僧侶の横暴に、受付嬢が割って入る。羽交締めにして押し留めようとする受付嬢を押し除けながら、僧侶は俺を見ながら叫ぶ。
「そんなこと言っていいんですかぁ!? ソロさん! 貴方の秘密なら色々握ってますよっ!」
「脅しなんて最ッ低ですね! ソロくん! 屈する必要はありませんッ!」
「……勘弁してくれ」
ああ……どうしてこんなことに。
話は、数日前に遡る。
「あ、あの! 僧侶なんていかがですか? 回復以外ならお手伝いできますよっ!」
「あー……悪いな、そういうのやってなくて。……え? 今なんて?」
王都の冒険者ギルド、その一区画。
冒険者が飲んだくれる酒場で、まだ未成年だろう少女がぴょんぴょん跳ねながら、若い冒険者に声をかけていた。

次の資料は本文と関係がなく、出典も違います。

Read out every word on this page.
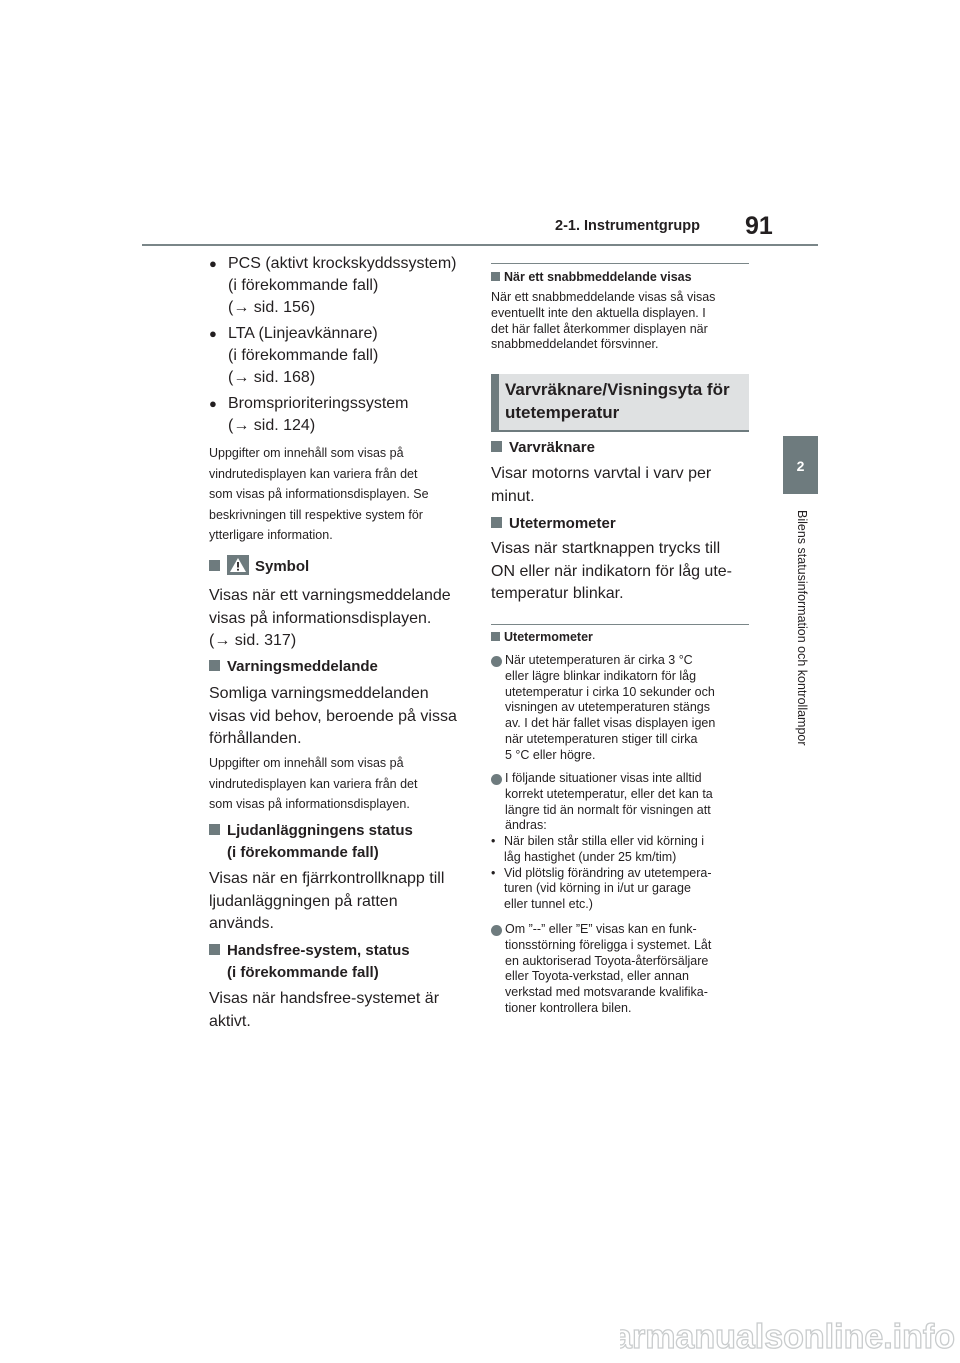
2-1. Instrumentgrupp 91
2
Bilens statusinformation och kontrollampor
● PCS (aktivt krockskyddssystem)
(i förekommande fall)
(→ sid. 156)
● LTA (Linjeavkännare)
(i förekommande fall)
(→ sid. 168)
● Bromsprioriteringssystem
(→ sid. 124)
Uppgifter om innehåll som visas på
vindrutedisplayen kan variera från det
som visas på informationsdisplayen. Se
beskrivningen till respektive system för
ytterligare information.
Symbol
Visas när ett varningsmeddelande
visas på informationsdisplayen.
(→ sid. 317)
Varningsmeddelande
Somliga varningsmeddelanden
visas vid behov, beroende på vissa
förhållanden.
Uppgifter om innehåll som visas på
vindrutedisplayen kan variera från det
som visas på informationsdisplayen.
Ljudanläggningens status
(i förekommande fall)
Visas när en fjärrkontrollknapp till
ljudanläggningen på ratten
används.
Handsfree-system, status
(i förekommande fall)
Visas när handsfree-systemet är
aktivt.
När ett snabbmeddelande visas
När ett snabbmeddelande visas så visas
eventuellt inte den aktuella displayen. I
det här fallet återkommer displayen när
snabbmeddelandet försvinner.
Varvräknare/Visningsyta för
utetemperatur
Varvräknare
Visar motorns varvtal i varv per
minut.
Utetermometer
Visas när startknappen trycks till
ON eller när indikatorn för låg ute-
temperatur blinkar.
Utetermometer
När utetemperaturen är cirka 3 °C
eller lägre blinkar indikatorn för låg
utetemperatur i cirka 10 sekunder och
visningen av utetemperaturen stängs
av. I det här fallet visas displayen igen
när utetemperaturen stiger till cirka
5 °C eller högre.
I följande situationer visas inte alltid
korrekt utetemperatur, eller det kan ta
längre tid än normalt för visningen att
ändras:
• När bilen står stilla eller vid körning i
låg hastighet (under 25 km/tim)
• Vid plötslig förändring av utetempera-
turen (vid körning in i/ut ur garage
eller tunnel etc.)
Om ”--” eller ”E” visas kan en funk-
tionsstörning föreligga i systemet. Låt
en auktoriserad Toyota-återförsäljare
eller Toyota-verkstad, eller annan
verkstad med motsvarande kvalifika-
tioner kontrollera bilen.
carmanualsonline.info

すごい勇気だ。俺だったら怖くて、知らない人に酒場で話しかけるとか絶対無理だ。
……しかし、それにしても、奇妙な言葉だ。「僧侶」を売る言葉と「回復以外」という言葉が不思議な同居を果たしている。
言うまでもないが、回復役というのは極めて重要なポジションだ。回復薬より手軽で、回復薬やり頼れる。いわばパーティの生命線になりうる存在だし、回復役の魔力が尽きたらパーティは即時撤退するというのは、この世界で生き残るための常識だ。
「嬢ちゃん、何言ってるんだ……? 回復が使えないなら、僧侶は向いてないんじゃないか?」
「んなっ! そんなこといいますかっ! もういいですっ!」
男の失礼な言葉に、少女は少し腹を立てた様子だ。けど、これは男の方が正しい。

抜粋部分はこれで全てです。